Q: What do you think needs to happen to reduce the partisan divide?

A: Well, I think partisan gerrymandering is a real problem. Some members who are in gerrymandered districts have to get through the primary but never have to worry about the general. They don’t have to focus on what people with different political leanings want and how you move forward. 

I’ll be honest, another thing that’s a problem is running every two years, because once you’re into the second year and people are looking at running again, it’s really hard to get things done. 

Q: What are you most proud of from your time here?

A: Number one, how much I’ve been out listening to my community and bringing back funding.

And I have to say, one of my proudest moments was in my first term, when I was able to pass my Right to Contraception Act in the House. That was a bill we thought of when the Roe decision was leaked, and we realized they weren’t going to stop at the stripping away of abortion rights. We got support from all the relevant outside groups and got it on the House floor within two weeks. This term, I’ve been trying to get a Republican co-lead, but we haven’t been successful. Even though they know contraception is an issue, they’re afraid to do anything that might give a benefit to Democrats.
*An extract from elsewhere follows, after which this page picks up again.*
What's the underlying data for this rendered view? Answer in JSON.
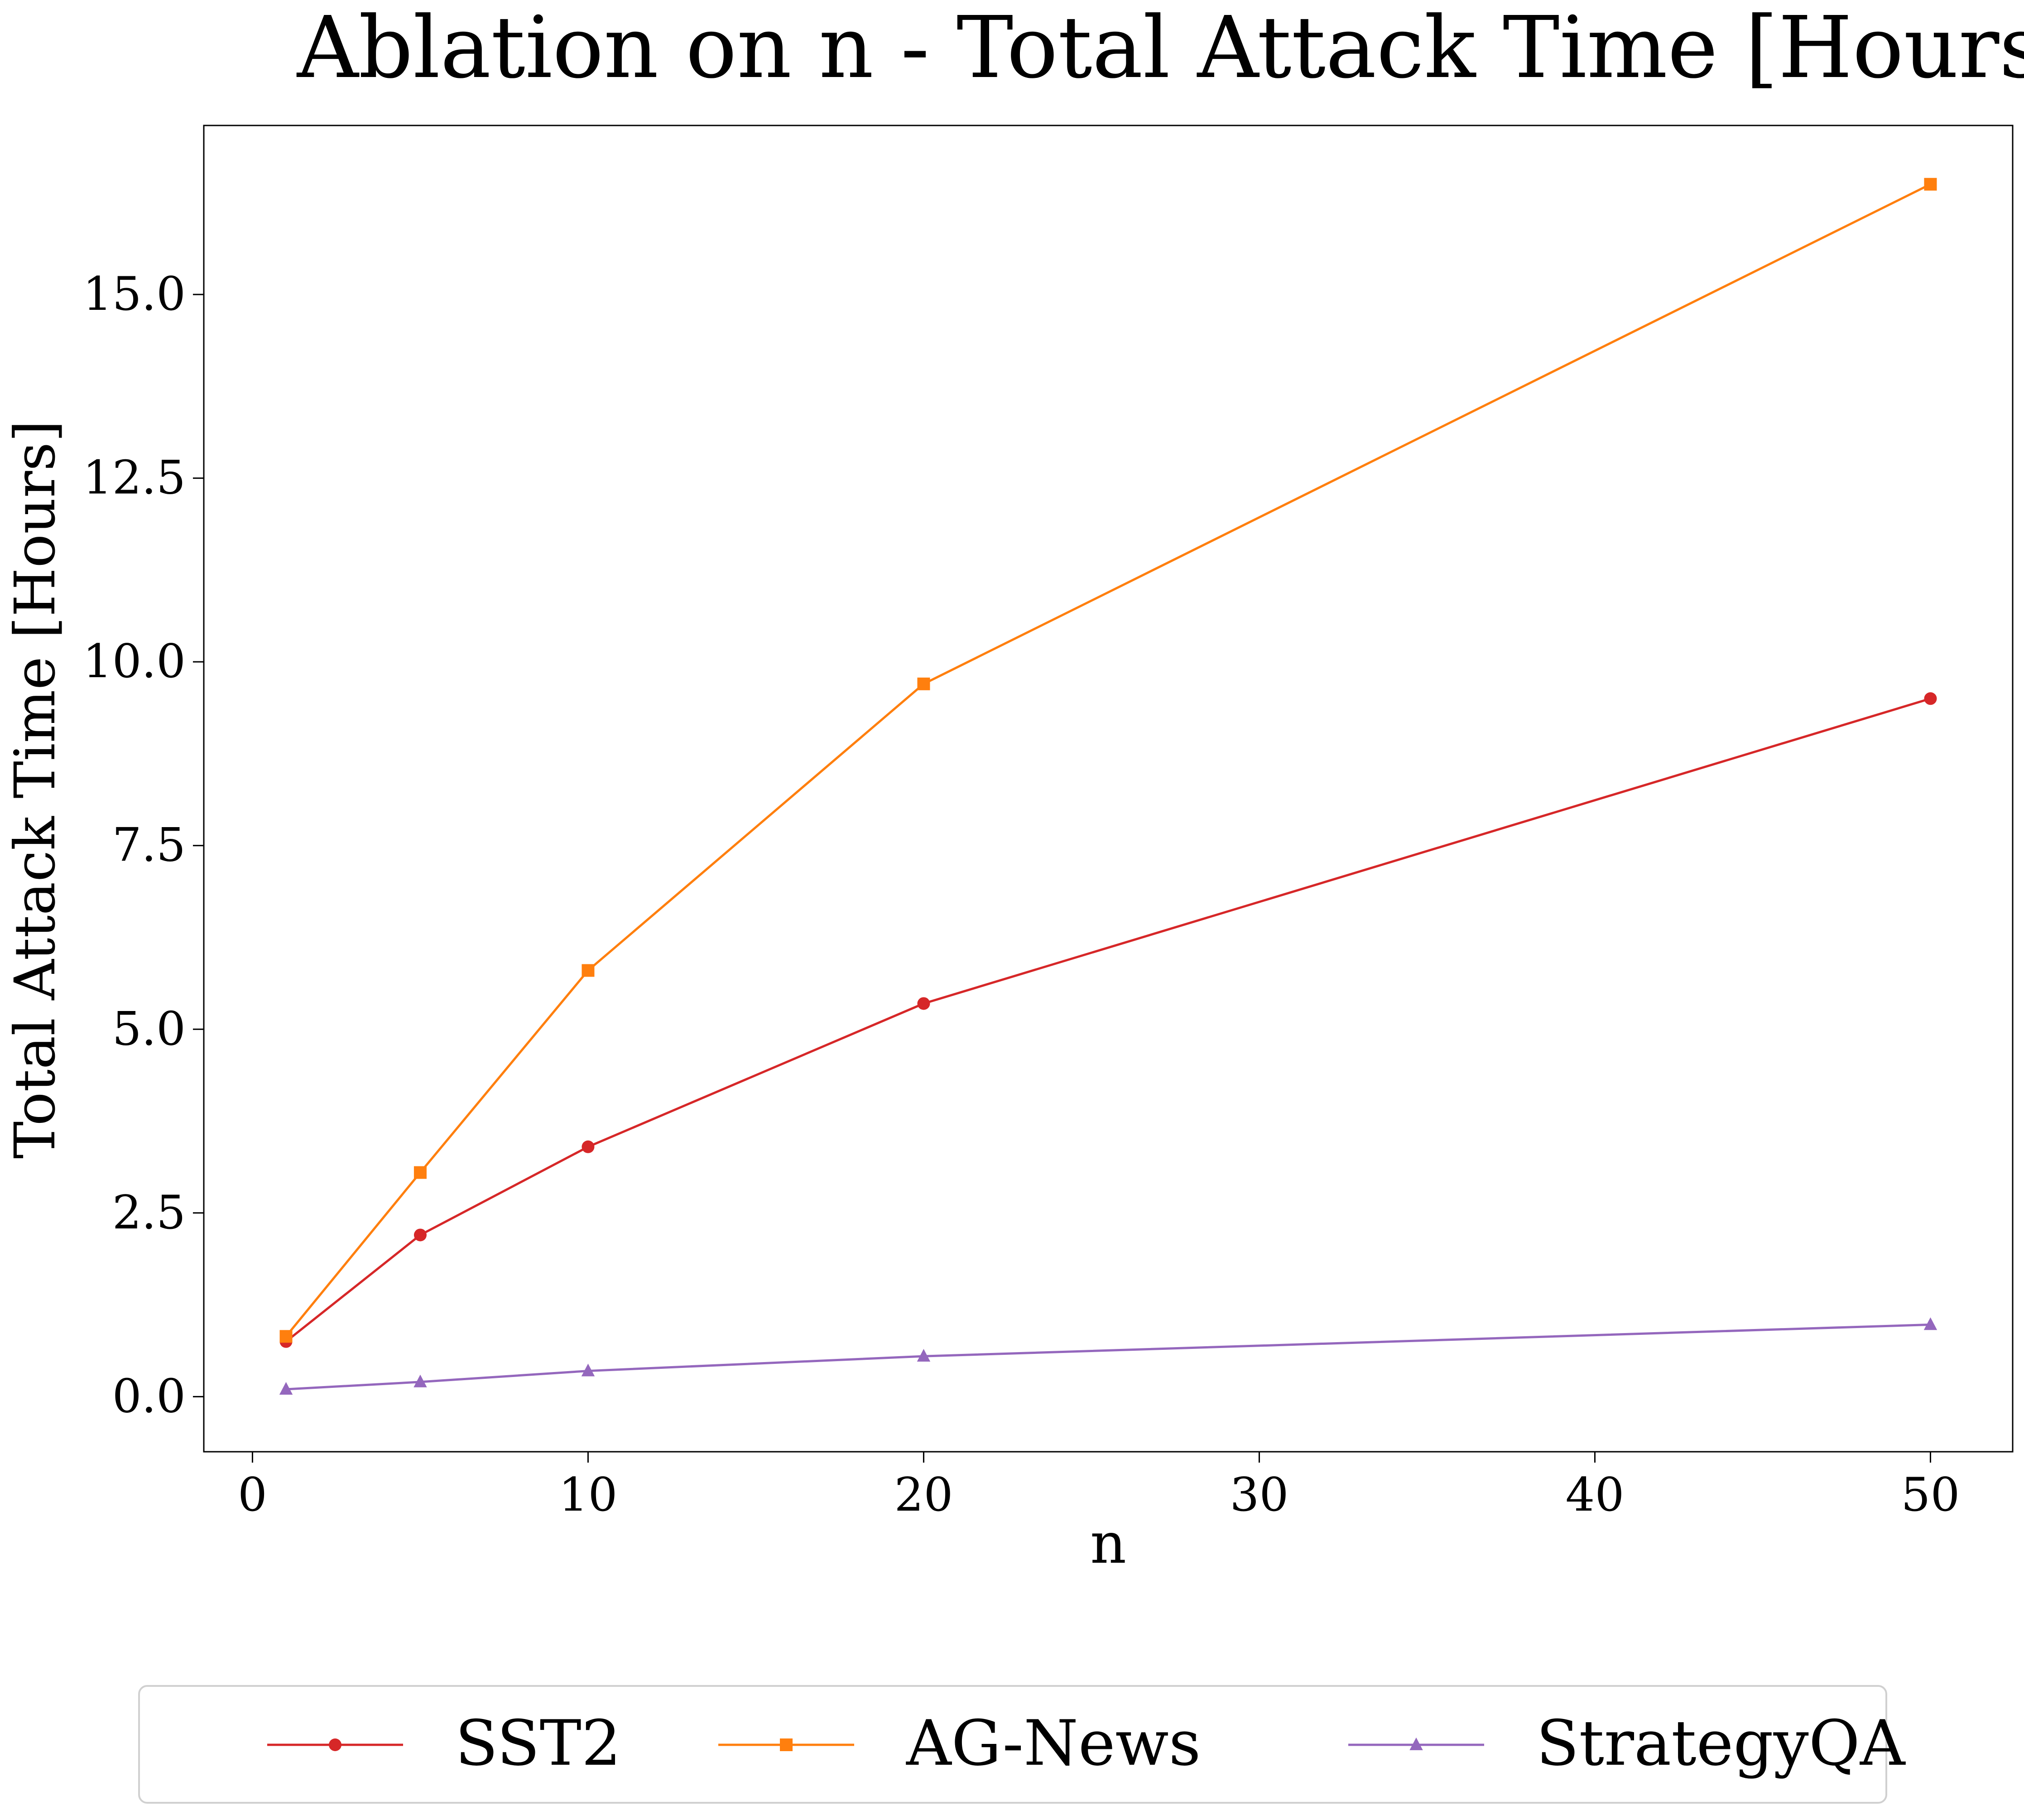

I’m very proud of the work I’ve done in leading the Bipartisan Task Force for Combating Antisemitism. We’ve had an explosion of antisemitism in this country, and not just since Oct. 7 — it predates that. We pushed the Biden administration to put together an interagency task force, which they did, and they introduced the first-ever U.S. national strategy to counter antisemitism.

Q: What about your biggest regret?

A: That I have to leave.

Quick hits

What are you reading? “The Two-Parent Privilege,” which talks about the advantage kids have when they’re lucky enough to grow up in a two-parent household. 

In politics, can the ends justify the means? It depends on the ends. If the desired end is to be a dictator, and you do it by disrupting the peaceful transfer of power, then no.

Your least popular opinion? Apparently my least popular opinion is that gerrymandering should be outlawed by the Supreme Court.

One thing you’ll miss about Congress? I will miss working with my staff. I have this great team both in D.C. and in my district.

One thing you won’t miss? I won’t miss having to leave my husband home by himself all the time. Being a member of Congress is really hard on your spouse.